Let's also work less and make our work more meaningful. Because of the throw-away-product based economy, so much of what we make is designed to be trashed within months. We have to make things and buy things over and over again unnecessarily. Yes, recyclable materials would be great but what about durable products?
Not only would that help the eco-systems but think of the labor it would save. What if we turned that same labor to doing something more meaningful? What if we turned that same labor to figuring out how to provide water access to the billion that don't have it? That's called improving human happiness while saving the environment.
You've said that reducing our carbon footprint isn't enough to do the trick, and I agree that--alone--it is not. You've suggested that reducing our carbon footprint veers towards deprivation, but I believe that that reducing resource use, if it includes system change, can actually increase abundance--if what you mean by that is human happiness as opposed to economic growth. Therefore, it should be part of the equation.
As for people always choosing greater material wealth, I don't believe you (unless you juxtapose it with poverty). Take your own example. With your incredible smarts, you could work for anyone doing anything. You could make a lot more money working on the other side for Exxon. You don't. Why? Because once we reach a certain level of comfort, we want meaning. You write about this yourself. What's necessary is to provide a social structure where meaning is actually achievable.
What you say about breaking the link between energy use and emissions is absolutely true. It is also absolutely true that there will be and should be increasing energy use in the developing world. The wealth in standard of living must and should be spread. But here in the United States there is just so much waste that doesn't make us happier and often makes us less so. So while we need huge investment in renewable energy solutions, we should also be looking to cut the waste here in the United States (and the rest of the developed world).
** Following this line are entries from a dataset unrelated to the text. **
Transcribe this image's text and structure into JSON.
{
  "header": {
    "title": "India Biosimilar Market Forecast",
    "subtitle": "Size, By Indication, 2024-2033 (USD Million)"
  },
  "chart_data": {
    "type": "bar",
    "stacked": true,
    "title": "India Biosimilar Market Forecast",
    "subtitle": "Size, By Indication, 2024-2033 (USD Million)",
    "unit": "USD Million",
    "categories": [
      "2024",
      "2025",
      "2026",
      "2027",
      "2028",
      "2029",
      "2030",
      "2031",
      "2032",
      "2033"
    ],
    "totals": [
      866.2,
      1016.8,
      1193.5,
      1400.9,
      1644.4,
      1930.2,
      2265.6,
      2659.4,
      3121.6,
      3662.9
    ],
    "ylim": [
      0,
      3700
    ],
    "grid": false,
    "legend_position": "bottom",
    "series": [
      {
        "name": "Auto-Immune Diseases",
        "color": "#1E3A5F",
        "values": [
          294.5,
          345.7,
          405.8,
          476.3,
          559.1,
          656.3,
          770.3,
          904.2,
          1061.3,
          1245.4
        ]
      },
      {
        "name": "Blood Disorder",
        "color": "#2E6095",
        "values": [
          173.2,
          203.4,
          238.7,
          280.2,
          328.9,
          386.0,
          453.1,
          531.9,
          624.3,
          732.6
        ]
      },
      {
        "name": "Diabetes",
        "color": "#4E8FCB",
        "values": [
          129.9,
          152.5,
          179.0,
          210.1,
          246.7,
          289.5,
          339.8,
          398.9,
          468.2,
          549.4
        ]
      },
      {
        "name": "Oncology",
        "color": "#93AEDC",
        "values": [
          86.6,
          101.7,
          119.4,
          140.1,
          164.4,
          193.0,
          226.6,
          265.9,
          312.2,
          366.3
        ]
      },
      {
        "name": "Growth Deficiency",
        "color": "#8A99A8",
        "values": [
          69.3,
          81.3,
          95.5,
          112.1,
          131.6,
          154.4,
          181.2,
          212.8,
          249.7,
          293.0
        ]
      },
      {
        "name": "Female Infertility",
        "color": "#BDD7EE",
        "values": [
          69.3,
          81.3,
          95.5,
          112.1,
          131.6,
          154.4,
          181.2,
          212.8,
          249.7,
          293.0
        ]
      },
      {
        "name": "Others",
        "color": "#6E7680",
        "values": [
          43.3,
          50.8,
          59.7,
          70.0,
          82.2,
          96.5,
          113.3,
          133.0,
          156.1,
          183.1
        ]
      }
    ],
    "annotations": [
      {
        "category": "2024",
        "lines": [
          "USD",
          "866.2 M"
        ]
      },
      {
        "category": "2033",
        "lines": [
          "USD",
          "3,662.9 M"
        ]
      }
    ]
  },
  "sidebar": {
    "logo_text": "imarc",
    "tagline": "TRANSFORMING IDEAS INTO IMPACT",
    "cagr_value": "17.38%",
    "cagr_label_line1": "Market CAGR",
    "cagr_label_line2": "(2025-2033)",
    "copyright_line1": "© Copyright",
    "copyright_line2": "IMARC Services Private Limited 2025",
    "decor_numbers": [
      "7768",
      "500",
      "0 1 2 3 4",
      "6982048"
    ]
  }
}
So look, it's not really that I disagree with you at all. I first contacted you because I agree with so much of what you say. And I think it takes all kinds. What I'm adding to the agenda is that, here in the developed world, we can actually tighten our belts and end up less deprived, because some of the systems we've developed, that suck up so much energy, don't make us happier. And part of the way I came to this conclusion was by trying to live within these systems without sucking up as much energy, in other words, by living as No Impact Man.